MIDVALE — East Midvale Elementary children are weaving threads of time.
While peers romp outside or hammer out arithmetic drills, 26 youngsters create delicate strands of bobbin lace, a 16th-century trade whose generational branches thin at the Industrial Revolution. The school is believed to be the only one in the nation tutoring kids in the lost art.
"When children can do something nobody else can do, or a skill nobody else knows, it makes them feel very special and helps their self-esteem," said third-grade teacher Nancy Larsen, who offers the eight-week, daytime enrichment class to those who sign up. The course lasts through June after school and has grown from 14 to 26 kids in the past four years. More are interested, but there's not enough room for everybody.
"For me, it's a lot of self-satisfaction to see how enthused the children are," Larsen said.
The kids love it and say lacing teaches them patience. It's also rewarding: Robin Shutler and Melissa Pedersen, for instance, won blue ribbons at the Salt Lake County Fair for their hearts and doilies, respectively.
"I think it's fun because we get to design lots of things and choose different colors to put on it," said Shutler, a fourth-grader.
Larsen, a lifelong knitter, picked up bobbin lace as a Fulbright exchange teacher in England. She also took lessons at the Belgian Lace School before securing a Utah Arts Council grant and hunting down a local teacher.
Larsen since discovered a community of lace-makers. The "Beehive Lacers," so named for reasons obvious to Utahns, meet monthly at the West Jordan Library to swap secrets and styles. They also attend national conventions — Indianapolis is the next host — that draw international crowds.
Bobbin lace is made of fine threads and may be found on dresses or in mounted art. In 16th-century Europe, the peasant-made adornment was commonly worn by royalty. In fact, 5-year-old European girls would learn bobbin lace while boys tried their hand at blacksmithing and shoemaking, said Alice Dalton, who demonstrates bobbin lace at This is the Place Heritage Park and volunteers in Larsen's class.
Early Mormon pioneers made some bobbin lace, an art that European immigrants brought to the United States. But they created more tatted (using knots) or knitted lace because of the equipment and fine threads needed for bobbin lace, Dalton said.
Bobbins look like tiny wooden bowling pins topped with spools of thread. East Midvale third- through sixth-graders use about eight at a time, leap-frogging spools in a complicated braid. The threads wrap around pins pricked into a pattern.

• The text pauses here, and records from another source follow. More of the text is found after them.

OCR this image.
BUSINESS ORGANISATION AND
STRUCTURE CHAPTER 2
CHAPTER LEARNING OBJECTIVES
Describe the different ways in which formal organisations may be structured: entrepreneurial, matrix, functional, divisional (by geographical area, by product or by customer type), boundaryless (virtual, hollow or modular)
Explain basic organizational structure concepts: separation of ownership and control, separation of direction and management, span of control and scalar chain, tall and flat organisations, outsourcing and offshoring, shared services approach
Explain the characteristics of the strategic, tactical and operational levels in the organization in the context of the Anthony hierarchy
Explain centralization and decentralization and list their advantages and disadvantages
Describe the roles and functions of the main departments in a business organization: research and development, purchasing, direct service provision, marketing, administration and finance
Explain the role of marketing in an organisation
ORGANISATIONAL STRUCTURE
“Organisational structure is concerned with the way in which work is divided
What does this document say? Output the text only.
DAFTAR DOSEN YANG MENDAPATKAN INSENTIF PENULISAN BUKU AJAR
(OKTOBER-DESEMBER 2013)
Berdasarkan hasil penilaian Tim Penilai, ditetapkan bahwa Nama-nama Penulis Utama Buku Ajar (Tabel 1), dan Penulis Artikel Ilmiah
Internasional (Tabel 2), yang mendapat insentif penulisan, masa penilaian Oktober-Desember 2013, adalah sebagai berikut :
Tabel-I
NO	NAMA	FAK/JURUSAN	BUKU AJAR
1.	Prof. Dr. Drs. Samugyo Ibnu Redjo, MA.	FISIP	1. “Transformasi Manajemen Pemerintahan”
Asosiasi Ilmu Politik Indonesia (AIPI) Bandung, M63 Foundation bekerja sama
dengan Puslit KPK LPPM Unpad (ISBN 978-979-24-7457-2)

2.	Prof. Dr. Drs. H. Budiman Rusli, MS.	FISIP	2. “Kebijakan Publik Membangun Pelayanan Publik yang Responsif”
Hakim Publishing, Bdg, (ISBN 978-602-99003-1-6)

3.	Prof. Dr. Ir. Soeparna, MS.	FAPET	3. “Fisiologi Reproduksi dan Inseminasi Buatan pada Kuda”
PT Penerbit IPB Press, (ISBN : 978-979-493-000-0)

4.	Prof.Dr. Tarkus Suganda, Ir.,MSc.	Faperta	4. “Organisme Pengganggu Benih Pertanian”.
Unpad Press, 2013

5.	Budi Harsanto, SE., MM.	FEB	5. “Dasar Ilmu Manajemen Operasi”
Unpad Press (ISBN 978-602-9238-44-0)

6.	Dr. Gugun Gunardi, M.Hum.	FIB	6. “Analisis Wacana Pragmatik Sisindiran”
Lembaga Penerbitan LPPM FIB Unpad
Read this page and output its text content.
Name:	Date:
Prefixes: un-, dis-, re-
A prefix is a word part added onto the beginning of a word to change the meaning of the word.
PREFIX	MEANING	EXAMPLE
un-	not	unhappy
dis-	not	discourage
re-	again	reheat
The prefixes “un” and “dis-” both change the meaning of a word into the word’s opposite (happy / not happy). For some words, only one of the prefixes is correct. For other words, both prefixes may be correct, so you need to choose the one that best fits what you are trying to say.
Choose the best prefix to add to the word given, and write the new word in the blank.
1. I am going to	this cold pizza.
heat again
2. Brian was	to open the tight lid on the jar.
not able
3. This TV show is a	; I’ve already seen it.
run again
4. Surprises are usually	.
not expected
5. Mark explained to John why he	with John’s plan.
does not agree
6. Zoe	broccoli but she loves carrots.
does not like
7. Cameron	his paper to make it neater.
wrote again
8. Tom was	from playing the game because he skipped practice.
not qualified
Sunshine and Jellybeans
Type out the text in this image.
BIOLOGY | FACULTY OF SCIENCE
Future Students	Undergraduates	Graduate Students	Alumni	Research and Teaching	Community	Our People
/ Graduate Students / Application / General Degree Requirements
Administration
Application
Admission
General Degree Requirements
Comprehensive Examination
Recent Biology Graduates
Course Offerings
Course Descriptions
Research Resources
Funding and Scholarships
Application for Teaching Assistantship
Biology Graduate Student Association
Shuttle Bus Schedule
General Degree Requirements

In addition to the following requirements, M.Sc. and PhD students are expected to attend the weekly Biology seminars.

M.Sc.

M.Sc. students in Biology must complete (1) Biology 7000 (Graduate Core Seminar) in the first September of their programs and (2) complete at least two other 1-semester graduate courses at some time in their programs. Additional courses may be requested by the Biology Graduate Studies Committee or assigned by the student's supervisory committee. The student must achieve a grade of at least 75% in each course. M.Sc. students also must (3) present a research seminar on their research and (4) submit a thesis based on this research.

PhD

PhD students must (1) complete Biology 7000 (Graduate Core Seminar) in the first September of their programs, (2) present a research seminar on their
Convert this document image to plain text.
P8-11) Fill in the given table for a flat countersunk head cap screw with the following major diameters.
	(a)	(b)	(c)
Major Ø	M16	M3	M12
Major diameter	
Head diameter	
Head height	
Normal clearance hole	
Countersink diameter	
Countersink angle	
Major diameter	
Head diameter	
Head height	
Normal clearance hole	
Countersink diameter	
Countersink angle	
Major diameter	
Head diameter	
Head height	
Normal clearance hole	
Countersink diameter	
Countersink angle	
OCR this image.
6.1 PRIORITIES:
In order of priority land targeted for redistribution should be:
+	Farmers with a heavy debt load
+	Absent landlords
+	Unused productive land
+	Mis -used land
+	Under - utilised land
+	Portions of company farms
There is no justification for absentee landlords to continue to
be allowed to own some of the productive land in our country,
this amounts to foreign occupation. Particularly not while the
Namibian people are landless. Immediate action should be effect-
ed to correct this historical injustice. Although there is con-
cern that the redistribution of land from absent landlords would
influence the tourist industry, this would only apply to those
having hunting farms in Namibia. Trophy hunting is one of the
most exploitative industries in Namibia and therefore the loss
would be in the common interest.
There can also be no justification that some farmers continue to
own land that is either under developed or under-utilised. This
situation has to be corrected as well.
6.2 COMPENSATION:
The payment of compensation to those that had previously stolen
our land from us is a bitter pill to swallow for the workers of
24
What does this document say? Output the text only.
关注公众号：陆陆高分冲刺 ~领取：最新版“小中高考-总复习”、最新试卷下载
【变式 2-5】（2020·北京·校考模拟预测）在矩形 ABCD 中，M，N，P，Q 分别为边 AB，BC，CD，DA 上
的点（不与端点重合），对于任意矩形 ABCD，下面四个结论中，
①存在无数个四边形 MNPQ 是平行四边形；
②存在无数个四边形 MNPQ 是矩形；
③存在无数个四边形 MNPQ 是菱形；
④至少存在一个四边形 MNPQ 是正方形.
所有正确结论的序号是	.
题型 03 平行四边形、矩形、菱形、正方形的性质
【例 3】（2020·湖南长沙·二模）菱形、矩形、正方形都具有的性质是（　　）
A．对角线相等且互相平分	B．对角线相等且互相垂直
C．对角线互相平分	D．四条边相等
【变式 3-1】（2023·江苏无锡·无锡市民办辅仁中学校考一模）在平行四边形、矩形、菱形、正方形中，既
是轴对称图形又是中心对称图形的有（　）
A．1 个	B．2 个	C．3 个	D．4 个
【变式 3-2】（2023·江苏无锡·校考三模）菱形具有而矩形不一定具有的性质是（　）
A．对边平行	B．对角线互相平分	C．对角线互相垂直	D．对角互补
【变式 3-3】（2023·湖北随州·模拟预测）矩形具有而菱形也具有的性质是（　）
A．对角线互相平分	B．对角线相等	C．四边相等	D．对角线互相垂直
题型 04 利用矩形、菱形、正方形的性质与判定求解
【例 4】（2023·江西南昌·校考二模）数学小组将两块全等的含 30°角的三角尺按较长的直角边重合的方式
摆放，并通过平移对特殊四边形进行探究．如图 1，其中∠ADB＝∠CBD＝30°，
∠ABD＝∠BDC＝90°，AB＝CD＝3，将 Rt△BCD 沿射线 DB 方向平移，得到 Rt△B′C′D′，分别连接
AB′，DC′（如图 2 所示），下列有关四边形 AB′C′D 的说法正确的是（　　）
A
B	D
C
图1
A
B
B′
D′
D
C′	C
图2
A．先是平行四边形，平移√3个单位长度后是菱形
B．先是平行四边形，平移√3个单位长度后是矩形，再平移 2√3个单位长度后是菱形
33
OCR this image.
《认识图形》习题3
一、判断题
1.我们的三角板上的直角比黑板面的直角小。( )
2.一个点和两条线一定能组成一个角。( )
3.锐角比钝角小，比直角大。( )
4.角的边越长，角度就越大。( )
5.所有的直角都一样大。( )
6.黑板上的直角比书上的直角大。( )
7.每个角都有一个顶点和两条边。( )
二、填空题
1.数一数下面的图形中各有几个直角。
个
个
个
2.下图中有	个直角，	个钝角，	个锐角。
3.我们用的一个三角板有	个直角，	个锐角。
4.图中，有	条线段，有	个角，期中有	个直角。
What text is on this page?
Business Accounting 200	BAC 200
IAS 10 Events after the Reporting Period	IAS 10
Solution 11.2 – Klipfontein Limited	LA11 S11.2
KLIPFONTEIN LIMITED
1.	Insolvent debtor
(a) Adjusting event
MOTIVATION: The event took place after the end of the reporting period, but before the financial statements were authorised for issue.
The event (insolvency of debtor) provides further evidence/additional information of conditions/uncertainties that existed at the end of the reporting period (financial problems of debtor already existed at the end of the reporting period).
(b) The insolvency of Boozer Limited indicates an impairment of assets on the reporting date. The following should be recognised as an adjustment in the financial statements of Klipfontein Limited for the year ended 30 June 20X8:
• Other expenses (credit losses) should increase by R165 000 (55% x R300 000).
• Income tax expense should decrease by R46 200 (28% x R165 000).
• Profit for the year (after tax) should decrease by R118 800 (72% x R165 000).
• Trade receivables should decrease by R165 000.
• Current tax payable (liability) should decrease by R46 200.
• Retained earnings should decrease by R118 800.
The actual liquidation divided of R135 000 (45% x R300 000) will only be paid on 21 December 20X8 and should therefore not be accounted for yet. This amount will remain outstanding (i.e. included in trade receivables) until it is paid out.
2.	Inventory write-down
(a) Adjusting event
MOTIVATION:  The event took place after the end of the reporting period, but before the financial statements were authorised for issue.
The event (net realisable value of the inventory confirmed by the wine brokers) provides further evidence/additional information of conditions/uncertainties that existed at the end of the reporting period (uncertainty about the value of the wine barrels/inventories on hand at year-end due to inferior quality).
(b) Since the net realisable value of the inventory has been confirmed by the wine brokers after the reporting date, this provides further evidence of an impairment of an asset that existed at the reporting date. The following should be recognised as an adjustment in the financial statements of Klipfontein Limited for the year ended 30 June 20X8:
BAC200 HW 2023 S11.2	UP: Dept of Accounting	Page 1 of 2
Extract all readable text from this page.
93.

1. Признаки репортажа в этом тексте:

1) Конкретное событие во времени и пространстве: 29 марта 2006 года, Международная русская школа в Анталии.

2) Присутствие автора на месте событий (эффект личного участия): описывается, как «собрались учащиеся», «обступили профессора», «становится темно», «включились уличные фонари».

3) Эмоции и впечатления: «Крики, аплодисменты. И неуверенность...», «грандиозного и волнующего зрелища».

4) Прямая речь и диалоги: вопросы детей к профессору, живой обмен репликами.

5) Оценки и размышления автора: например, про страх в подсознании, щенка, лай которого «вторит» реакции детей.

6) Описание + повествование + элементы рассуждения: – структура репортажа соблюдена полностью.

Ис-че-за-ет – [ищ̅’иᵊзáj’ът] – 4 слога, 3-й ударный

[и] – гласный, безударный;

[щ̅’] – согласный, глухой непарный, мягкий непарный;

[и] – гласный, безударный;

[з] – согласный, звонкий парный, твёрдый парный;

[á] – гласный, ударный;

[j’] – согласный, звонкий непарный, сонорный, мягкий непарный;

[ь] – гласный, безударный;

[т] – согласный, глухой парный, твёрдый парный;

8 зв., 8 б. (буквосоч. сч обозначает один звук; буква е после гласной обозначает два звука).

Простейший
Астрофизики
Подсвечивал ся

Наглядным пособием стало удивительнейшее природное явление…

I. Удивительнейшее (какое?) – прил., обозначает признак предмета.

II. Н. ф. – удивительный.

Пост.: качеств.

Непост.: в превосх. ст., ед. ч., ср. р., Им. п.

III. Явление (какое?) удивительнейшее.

The children mostly learn lace basics and make pictures, such as hearts or dolphins, that may take up to 12 bobbins to create. Large pictures or lace enough to encircle a dress, however, might be too time-intensive and expensive for grade schoolers — bobbins cost about $1 apiece.
But some children are happy to tackle the task. Sixth-grader Miranda Carroll, for instance, spent 21/2 years making a lace cat.
"It looks complicated and everyone thinks you're smarter than you really are," she said. "But as soon as you figure out how to do it, the other things are a snap."
Larsen and two volunteers teach the class Wednesday mornings, and a substitute takes over for the 90 minutes Larsen is working for the school's gifted and talented program, which includes other enrichments.
Larsen used her own money to purchase the bobbins and "pillows" needed as a sort of pinning board to work from. She charges a $25 equipment deposit, refundable if everything is returned, and a $10 fee for the year.
"I have a lot of parents very appreciative of the fact their kids are doing this," she said.
The last class is next week, but lessons will continue after school. No doubt students will come to those classes, too. They're already working on projects at home, and many are picking out the next picture pattern.
"They're doing something they are truly cherishing," Larsen said.